Et puis, donc, il y a le monde « d'en Haut », celui des lobbies et de l'État, à la fois magouilleurs et protecteurs. Une ambivalence de plus qui offre de beaux retournements de situation.
Ces deux mondes ne se rencontrent jamais frontalement, mais sont étroitement liés. Les actions de l'un engendrent inévitablement des conséquences sur l'autre, et vice versa.
Thierry Gautret de la Moricière exploite à fond cette sorte de danse sociétale, de telle façon que, jusqu'à la dernière ligne, nous ignorons comment va se clôturer le récit. Et quelle dernière ligne ! Un régal machiavélique, tout simplement !

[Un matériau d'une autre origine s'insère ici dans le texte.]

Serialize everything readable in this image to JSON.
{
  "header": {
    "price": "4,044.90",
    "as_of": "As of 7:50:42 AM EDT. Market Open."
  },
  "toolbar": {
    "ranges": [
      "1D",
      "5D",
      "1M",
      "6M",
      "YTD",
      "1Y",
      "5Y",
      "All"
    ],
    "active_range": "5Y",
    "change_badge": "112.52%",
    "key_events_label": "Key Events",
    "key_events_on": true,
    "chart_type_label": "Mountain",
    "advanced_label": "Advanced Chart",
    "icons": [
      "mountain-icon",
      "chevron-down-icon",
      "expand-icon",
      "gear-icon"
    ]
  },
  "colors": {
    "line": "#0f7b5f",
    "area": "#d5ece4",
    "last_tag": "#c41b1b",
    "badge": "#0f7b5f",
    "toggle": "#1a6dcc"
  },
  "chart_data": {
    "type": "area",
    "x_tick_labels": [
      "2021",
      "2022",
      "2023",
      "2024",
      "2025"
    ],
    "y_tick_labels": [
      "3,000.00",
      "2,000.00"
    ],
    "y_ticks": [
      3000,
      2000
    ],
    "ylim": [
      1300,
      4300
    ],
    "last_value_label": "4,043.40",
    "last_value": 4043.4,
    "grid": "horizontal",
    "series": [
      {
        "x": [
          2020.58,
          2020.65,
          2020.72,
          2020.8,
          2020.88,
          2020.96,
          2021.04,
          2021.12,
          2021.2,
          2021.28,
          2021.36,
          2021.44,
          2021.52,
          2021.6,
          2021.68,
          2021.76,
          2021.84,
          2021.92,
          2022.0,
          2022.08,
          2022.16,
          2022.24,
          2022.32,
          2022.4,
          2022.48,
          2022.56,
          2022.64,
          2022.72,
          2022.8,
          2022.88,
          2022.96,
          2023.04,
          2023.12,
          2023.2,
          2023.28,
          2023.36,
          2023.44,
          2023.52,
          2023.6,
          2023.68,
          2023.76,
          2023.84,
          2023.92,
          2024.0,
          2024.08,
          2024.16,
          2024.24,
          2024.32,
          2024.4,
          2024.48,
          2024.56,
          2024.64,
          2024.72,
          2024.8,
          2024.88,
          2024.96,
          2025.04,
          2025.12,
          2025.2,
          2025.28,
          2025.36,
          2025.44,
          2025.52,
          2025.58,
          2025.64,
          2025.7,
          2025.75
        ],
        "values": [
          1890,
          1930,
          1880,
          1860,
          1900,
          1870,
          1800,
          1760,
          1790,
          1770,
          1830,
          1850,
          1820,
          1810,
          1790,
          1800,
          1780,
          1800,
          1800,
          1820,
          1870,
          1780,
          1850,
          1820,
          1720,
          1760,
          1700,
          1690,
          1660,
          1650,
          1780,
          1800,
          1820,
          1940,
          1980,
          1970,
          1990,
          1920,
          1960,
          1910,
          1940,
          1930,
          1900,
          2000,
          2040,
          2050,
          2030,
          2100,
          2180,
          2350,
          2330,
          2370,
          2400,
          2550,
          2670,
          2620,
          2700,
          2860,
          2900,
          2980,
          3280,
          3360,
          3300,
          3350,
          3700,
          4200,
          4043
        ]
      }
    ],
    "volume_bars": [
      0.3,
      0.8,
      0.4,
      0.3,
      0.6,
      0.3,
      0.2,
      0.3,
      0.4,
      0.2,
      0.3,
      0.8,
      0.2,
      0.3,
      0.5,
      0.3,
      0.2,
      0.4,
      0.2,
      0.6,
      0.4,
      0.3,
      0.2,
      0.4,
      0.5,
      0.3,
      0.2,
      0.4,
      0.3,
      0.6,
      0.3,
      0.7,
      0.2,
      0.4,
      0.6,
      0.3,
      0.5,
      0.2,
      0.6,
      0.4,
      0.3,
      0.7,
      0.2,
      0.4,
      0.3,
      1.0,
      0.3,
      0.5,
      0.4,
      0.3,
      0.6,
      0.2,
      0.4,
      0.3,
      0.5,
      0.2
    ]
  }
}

Côté personnage, il y a Renée, cette sage-femme, ce grain de sable qui n'a même pas conscience d'en être un. Les blessures de son passé la poussent à agir dans le présent. Un message qui invite le lecteur à se poser des questions quant à ses propres choix ! Petite mention aux Antilles, qui s'invitent au fil des pages et apportent à la fois tristesse et réconfort.
Dans l'ensemble, les protagonistes sont donc bien construits. Ils jouent leur rôle, interviennent dans l'intrigue pour créer du suspens et des rebondissements. Ainsi, l'intrigue est intéressante et bien menée.
Thierry Gautret de la Moricière dévoile un style travaillé, où l'on perçoit des mots sélectionnés avec soin. Les dialogues manquent un peu d'émotions à mon sens, mais les descriptions, tant des décors que de l'humanité ou encore de notre société patriarcale et capitaliste, sont très bien écrites. Ce roman ne se veut pas pour autant antisystème, mais pose quelques questions qui méritent réflexion.
Une belle découverte pour moi que je recommande aux lecteurs et lectrices qui ont envie de lire un livre « poussé », aux idéaux explicités et argumentés.